Na Austrália, uma pequena parte do nosso sistema de reserva, preferencialmente áreas que já foram danificadas e / ou perturbadas, poderia ser reservada para tal abordagem. Desde que essas parcelas sejam montadas em uma escala suficientemente grande, elas podem atuar como estoque de viveiros para o futuro. Como a freqüência do fogo aumenta e excede as capacidades de sobrevivência de algumas plantas, os genes e espécies sobreviventes nessas parcelas serviriam como fontes para as futuras gerações. Essa abordagem é particularmente importante para espécies que estabelecem sementes raramente.

Nossas melhores suposições sobre o que florescerá em uma área no futuro estarão erradas em alguns casos, bem em outras, mas a evolução contínua por seleção natural nas parcelas ajudará a separar o que realmente pode sobreviver em um determinado local e contribuir para a biodiversidade . Com uma rede de parcelas estabelecida por uma série de comunidades naturais, nossas áreas protegidas se tornarão mais adaptáveis ​​para um futuro em que muitas espécies e comunidades (juntamente com os benefícios que elas proporcionam) poderiam ser totalmente perdidas.

Como no caso da América do Norte, seria bom ver parcelas estabelecidas ao longo de gradientes ambientais. Estes podem incluir de molhado a seco rumo ao interior, e de frio para aquecer rumo norte-sul ou com a mudança de altitude.

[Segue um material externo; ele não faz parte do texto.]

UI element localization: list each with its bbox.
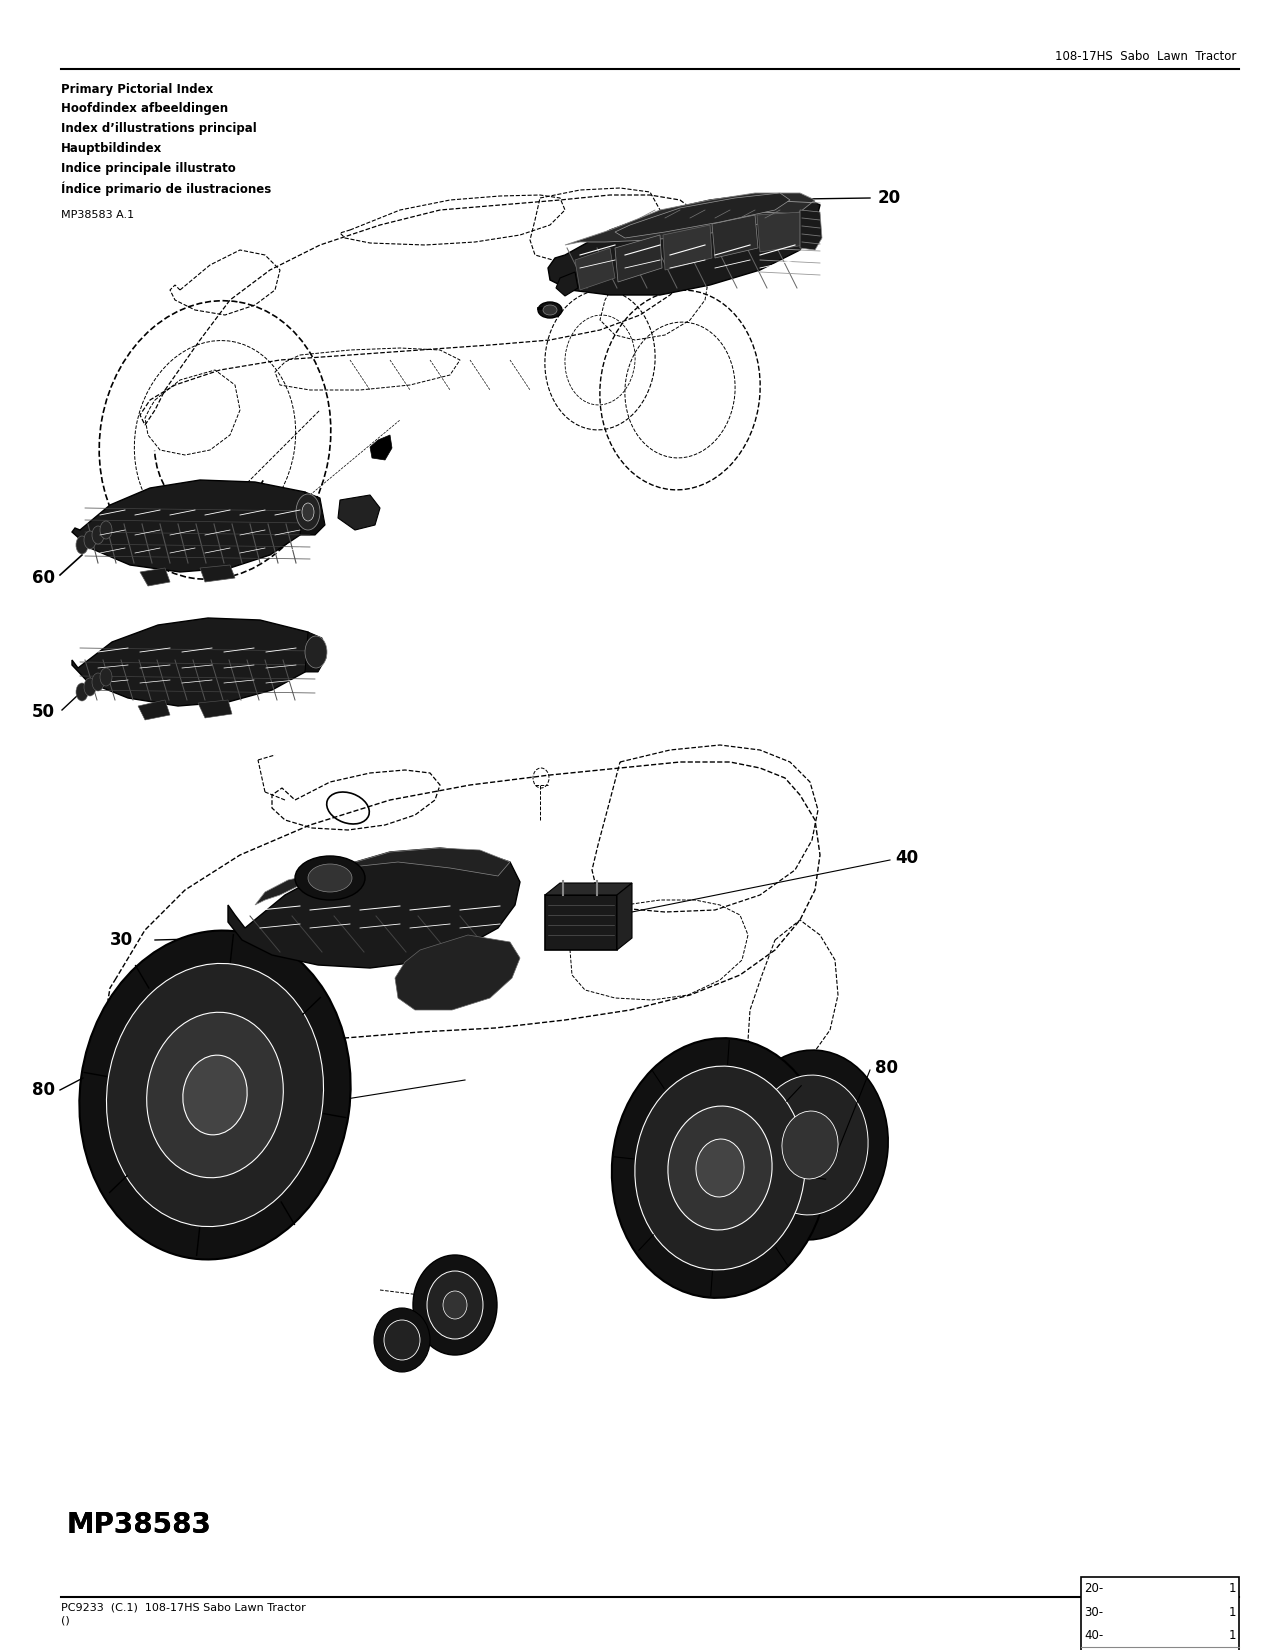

Um lugar para começar pode ser os Alpes australianos. Poderíamos reservar uma área em altitude mais alta e plantar ervas e ervas de baixa altitude. Estes podem ajudar as plantas atuais competir contra arbustos lenhosos que se espera que se movam em direção aos nossos cumes de montanha.

Mais abaixo, poderíamos plantar mais espécies tolerantes ao fogo em florestas de montanha de cinzas. Perto da costa, podemos plantar espécies de outras regiões do interior que são melhores em lidar com condições mais secas.

A rede geral da parcela deve ser vista como parte de nossa infra-estrutura de pesquisa nacional para a gestão da biodiversidade. Desta forma, podemos construir um recurso valioso para o futuro que pode servir a comunidade em geral e complementar a nossa atual esforços de monitoramento de ecossistemas.

Sobre o autorA Conversação

Ary Hoffmann, bolsista australiano do Departamento de Genética, University of Melbourne

Este artigo foi originalmente publicado em A Conversação. Leia o artigo original.